Another key feature of Application Workspace is its DTAP pipeline (Development, Testing, Acceptance, Production). This is a multi-phase method for testing and deploying software, helping manage and roll out applications in a controlled and structured way. The main device where the Sandbox is activated can continue to operate in the normal Production phase. This device can be a laptop or even a Windows 365 (Cloud PC)—essentially a virtual PC in the cloud. The Sandbox VM can then be used for the Test phase, allowing functional application managers or pilot users to safely test new versions or changes in an isolated environment.
Script Modifications and Improvements
That all sounds great, but what exactly has changed compared to the first script Harm wrote? Here are the new additions to the new updated PowerShell script:
- Copy Agent.json and Agentregistration.cer into $mappedfolder and download the bootstrapper. These files ensure Application Workspace can properly install the Universal Agent and initiate a deployment as needed. They will be used from the main device that also has the Application Workspace Universal Agent installed.
- Update Agent.json to reference the default Sandbox deployment or the one specified with the $deployment variable.
- Create the RecastComputerName.ps1 script, which runs when the Recast Sandbox starts and after every reboot. This ensures the Sandbox always uses the same name—necessary for linking a deployment within Application Workspace. You can choose the name when initiating the script.
- Create the Recast.ps1 script, which installs the Application Workspace Universal Agent in the Windows Sandbox. This script uses the previously gathered files. Once the Agent is installed and activated, deployment begins. A default set of applications, including Notepad++ and Visual Studio Code, will be installed and ready as soon as the Sandbox script finishes.
- In the RecastComputerName.ps1 script, rename RecastComputerName to the value specified in $RecastComputerName, then save.
You can grab this script from my GitHub or from Harm’s GitHub
Output Preview
Note: The Wdagutilityaccount is the default account used by Windows Sandbox. Normally, it’s challenging to link specific applications to this account, but with Application Workspace, this isn’t an issue. You can log in with an Entra ID account, making applications available for a specific user or group, allowing them to be tested.
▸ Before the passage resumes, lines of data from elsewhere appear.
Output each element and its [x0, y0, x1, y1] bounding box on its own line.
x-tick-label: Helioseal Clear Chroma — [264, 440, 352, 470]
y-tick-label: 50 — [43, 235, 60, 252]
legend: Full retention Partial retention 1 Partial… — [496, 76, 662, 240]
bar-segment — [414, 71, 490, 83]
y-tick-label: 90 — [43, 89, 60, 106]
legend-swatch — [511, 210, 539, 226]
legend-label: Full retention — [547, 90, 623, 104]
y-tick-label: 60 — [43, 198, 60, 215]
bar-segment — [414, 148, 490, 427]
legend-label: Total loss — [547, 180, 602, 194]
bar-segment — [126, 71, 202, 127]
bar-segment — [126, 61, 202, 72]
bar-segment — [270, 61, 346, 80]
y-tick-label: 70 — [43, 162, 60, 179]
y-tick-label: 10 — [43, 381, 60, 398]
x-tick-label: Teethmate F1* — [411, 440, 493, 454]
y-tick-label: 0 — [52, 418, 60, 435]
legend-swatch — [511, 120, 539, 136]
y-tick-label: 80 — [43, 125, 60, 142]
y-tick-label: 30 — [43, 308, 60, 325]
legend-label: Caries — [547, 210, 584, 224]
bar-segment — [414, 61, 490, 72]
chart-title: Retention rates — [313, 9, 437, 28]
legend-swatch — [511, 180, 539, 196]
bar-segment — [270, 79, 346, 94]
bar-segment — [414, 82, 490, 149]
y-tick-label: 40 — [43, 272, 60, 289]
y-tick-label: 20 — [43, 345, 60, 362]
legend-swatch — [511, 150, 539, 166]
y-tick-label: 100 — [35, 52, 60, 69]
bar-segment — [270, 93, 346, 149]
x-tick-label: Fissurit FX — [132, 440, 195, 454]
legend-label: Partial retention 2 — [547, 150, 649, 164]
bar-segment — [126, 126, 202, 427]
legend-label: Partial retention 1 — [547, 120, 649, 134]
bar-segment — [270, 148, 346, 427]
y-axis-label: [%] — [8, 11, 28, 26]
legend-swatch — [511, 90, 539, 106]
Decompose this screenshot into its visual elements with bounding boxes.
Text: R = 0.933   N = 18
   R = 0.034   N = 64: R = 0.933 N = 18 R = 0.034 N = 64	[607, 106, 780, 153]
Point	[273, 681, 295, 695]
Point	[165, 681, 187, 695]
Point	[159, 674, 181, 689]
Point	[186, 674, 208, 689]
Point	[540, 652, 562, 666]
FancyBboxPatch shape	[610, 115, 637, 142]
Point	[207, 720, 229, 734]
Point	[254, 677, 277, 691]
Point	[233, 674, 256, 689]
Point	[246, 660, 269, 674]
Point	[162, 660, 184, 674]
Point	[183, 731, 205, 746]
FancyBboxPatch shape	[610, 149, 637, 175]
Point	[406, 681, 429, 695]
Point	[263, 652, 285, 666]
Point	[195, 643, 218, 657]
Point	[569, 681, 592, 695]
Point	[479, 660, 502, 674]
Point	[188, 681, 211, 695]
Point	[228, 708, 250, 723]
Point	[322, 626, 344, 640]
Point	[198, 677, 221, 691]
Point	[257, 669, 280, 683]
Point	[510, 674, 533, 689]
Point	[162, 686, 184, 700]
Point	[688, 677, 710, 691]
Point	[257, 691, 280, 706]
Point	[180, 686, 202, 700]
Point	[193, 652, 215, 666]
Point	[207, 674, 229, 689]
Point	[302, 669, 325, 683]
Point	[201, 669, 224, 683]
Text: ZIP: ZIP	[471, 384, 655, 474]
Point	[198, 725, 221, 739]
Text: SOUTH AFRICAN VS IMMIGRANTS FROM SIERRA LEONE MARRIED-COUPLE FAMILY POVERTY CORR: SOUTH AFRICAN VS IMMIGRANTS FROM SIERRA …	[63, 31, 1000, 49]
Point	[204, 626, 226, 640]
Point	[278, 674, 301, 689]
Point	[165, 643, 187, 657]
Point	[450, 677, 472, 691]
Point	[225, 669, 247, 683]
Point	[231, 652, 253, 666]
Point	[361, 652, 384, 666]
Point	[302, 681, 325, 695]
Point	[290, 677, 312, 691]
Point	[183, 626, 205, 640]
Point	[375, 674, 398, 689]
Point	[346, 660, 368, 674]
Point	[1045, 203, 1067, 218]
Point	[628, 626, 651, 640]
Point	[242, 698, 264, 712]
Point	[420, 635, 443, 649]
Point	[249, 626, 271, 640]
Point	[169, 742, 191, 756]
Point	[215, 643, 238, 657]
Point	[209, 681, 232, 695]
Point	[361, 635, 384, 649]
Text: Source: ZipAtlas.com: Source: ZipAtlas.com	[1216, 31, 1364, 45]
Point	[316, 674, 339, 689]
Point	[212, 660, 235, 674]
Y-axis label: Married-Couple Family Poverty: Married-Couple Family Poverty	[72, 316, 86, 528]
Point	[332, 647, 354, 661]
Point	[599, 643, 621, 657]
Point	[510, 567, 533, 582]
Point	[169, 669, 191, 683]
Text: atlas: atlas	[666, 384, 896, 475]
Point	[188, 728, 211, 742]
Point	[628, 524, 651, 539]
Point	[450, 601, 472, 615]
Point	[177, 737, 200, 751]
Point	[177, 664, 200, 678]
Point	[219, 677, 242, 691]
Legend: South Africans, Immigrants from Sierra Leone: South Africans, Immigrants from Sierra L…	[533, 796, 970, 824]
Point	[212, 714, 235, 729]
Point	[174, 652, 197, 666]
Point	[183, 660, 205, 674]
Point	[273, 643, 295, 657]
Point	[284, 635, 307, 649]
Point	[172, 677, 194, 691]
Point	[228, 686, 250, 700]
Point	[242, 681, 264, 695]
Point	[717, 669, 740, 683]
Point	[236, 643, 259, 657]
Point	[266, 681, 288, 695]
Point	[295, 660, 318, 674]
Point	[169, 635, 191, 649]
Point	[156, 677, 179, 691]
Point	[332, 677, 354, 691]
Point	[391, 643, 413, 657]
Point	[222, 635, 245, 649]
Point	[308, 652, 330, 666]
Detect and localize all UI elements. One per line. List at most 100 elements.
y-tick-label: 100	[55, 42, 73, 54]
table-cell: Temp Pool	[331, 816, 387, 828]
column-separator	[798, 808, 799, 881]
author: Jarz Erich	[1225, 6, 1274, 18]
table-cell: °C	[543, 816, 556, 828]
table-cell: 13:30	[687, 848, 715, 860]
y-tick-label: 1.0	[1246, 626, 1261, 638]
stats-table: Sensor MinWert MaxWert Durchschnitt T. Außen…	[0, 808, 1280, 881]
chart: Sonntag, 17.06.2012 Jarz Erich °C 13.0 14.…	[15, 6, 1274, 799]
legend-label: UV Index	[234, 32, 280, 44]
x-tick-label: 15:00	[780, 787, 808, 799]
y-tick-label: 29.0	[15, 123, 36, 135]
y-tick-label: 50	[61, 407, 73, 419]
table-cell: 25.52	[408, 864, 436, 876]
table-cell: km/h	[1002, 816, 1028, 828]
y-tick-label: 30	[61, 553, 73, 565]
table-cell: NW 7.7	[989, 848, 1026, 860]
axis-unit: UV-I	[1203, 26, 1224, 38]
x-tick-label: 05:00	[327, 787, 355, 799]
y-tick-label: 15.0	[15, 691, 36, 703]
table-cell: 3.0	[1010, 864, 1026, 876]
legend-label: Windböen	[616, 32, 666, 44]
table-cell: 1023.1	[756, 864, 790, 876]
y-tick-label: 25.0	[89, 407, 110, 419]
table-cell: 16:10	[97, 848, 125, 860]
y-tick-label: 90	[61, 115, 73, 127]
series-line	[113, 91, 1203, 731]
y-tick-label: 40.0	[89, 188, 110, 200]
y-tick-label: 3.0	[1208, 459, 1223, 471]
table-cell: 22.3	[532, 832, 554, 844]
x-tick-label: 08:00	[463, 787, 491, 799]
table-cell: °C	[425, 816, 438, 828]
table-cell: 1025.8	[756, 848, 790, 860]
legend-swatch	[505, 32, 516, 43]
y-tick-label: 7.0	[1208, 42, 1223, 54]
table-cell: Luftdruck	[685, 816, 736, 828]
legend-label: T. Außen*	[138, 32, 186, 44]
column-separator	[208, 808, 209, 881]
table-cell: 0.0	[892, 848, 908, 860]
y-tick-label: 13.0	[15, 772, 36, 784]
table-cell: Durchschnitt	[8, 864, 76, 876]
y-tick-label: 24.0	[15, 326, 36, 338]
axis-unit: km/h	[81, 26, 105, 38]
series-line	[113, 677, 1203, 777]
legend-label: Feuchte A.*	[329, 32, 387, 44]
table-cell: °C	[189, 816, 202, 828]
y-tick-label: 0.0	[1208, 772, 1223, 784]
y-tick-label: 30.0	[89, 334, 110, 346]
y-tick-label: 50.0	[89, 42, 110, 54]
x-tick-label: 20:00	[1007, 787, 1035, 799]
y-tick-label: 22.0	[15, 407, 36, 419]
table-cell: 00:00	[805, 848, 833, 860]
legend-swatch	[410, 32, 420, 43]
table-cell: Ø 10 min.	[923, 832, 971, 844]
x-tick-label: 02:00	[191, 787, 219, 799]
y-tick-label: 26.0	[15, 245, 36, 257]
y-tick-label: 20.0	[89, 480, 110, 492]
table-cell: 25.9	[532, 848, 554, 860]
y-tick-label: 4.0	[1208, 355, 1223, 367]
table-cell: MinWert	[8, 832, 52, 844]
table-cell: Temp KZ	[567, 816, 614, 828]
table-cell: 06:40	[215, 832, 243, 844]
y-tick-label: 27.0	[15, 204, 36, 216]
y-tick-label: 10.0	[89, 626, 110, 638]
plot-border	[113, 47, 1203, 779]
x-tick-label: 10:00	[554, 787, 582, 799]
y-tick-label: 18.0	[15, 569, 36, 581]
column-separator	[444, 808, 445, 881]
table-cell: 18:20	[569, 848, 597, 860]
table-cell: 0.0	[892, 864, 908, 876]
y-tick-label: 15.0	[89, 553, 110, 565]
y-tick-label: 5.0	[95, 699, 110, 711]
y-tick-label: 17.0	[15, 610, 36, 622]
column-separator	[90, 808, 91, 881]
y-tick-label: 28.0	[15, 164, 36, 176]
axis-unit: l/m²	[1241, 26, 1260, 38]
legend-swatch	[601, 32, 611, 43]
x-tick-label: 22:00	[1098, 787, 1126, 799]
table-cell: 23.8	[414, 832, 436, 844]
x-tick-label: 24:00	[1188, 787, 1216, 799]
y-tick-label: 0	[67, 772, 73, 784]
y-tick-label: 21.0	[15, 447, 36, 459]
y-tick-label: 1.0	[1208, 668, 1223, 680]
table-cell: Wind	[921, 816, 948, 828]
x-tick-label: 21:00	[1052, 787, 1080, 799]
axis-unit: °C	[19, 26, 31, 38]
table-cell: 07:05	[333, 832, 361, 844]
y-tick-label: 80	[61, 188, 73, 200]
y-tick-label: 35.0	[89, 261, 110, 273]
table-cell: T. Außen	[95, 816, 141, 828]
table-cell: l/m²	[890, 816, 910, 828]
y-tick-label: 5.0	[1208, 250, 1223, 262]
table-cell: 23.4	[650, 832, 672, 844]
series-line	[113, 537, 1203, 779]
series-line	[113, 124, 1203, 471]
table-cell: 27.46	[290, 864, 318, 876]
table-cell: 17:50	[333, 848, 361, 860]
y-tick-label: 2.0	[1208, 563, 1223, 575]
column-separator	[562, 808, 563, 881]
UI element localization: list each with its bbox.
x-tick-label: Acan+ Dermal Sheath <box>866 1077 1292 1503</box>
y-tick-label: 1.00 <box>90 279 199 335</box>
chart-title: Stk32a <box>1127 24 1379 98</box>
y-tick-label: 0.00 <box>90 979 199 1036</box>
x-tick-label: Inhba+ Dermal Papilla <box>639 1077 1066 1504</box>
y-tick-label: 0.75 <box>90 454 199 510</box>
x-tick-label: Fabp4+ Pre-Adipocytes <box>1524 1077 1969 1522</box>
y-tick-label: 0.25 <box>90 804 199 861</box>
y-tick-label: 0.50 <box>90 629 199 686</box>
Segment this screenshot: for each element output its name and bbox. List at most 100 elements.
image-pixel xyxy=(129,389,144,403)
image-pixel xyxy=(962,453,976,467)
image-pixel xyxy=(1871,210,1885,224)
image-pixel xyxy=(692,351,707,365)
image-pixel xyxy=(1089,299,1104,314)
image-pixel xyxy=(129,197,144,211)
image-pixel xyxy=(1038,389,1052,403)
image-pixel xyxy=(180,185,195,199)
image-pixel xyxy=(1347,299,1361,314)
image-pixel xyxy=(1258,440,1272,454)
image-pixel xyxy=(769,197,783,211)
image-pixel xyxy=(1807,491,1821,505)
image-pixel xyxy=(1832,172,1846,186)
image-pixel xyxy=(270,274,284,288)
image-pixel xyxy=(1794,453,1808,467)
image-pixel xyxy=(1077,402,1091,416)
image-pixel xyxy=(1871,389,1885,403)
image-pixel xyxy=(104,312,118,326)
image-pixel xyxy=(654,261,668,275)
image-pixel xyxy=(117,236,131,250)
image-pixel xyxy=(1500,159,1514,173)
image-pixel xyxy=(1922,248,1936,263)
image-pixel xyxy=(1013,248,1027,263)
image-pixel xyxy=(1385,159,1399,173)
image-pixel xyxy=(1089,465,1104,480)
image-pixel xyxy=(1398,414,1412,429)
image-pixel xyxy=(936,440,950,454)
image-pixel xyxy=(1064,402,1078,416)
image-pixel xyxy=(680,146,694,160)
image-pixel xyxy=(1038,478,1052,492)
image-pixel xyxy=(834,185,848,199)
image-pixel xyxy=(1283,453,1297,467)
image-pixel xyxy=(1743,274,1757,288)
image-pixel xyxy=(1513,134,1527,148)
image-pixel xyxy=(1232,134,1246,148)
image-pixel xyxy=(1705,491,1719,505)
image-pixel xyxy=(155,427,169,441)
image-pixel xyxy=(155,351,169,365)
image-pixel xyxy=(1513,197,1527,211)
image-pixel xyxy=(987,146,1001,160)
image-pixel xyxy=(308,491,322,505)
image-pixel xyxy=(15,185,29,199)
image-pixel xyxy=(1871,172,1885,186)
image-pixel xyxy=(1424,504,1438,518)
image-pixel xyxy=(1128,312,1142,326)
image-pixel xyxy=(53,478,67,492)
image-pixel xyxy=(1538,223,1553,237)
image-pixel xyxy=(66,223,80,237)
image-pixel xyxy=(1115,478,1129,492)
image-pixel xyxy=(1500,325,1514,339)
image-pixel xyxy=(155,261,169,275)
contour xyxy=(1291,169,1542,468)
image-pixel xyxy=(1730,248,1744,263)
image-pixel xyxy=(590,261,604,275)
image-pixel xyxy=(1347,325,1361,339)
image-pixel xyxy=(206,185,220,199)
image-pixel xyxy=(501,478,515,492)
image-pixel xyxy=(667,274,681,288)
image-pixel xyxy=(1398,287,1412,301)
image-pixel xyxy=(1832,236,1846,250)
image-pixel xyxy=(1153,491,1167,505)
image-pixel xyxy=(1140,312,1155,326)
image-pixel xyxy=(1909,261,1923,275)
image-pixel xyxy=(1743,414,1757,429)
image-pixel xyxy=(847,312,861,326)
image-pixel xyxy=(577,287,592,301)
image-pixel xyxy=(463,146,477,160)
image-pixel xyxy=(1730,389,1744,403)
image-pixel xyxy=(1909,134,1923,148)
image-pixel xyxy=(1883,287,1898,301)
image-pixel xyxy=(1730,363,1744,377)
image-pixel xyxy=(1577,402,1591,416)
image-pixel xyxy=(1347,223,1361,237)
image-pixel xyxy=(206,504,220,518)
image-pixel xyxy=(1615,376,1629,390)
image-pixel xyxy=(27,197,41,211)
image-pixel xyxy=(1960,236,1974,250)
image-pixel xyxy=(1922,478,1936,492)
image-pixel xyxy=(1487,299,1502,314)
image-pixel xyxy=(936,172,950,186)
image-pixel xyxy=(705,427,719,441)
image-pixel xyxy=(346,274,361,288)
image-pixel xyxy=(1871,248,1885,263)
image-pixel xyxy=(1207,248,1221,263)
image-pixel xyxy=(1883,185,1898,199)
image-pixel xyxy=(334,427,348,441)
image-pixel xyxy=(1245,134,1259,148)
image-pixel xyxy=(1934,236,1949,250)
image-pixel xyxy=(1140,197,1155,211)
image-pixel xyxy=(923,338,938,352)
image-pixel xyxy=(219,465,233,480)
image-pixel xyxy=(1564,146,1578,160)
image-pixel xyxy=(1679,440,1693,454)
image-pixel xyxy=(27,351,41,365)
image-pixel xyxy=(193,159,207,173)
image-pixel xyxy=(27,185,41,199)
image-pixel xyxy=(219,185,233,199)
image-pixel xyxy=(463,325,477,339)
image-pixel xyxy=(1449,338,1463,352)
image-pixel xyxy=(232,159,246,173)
At the beginning of this blog, I outlined two scenarios where Application Workspace can add value when used with Windows Sandbox.
Scenario 1
Use Application Workspace to install applications like Visual Studio Code and Notepad++ from the Recast Setup Store when the Sandbox starts, ensuring you always have the latest version. Configure settings, such as plugins, without scripting knowledge, via a simple GUI. For the applications mentioned, we want the following settings configured:
Notepad++
- Set large icons
- Install two plugins: ComparePlus and AutoSave
Visual Studio Code
- Install two extensions: GitHub Codespaces and PowerShell
Scenario 2
Application Workspace offers a DTAP street for structured testing and software deployment. The Sandbox VM can be used for the Test phase, allowing Application Managers or Pilot Users to safely test new versions and settings in an isolated environment. For example, we’ll use the VTBL Calculator application. We’ll install version 4.7.1 (the latest) in the Sandbox (Test phase), while the main device (Production phase) remains on version 4.5.1.
Final Thoughts
Using Windows Sandbox in combination with Application Workspace provides a powerful, lightweight, disposable virtual environment that can be quickly set up and torn down. It’s ideal for testing applications and settings in isolation from the main system. Meanwhile, the main device (where Windows Sandbox is activated) can continue to operate in the Production phase. This ensures safe and controlled testing of new versions or changes. When the Sandbox is closed, all applications, settings, and the current state of the system are removed. Another advantage is that each time you start the Sandbox, you have an evergreen environment ready to use.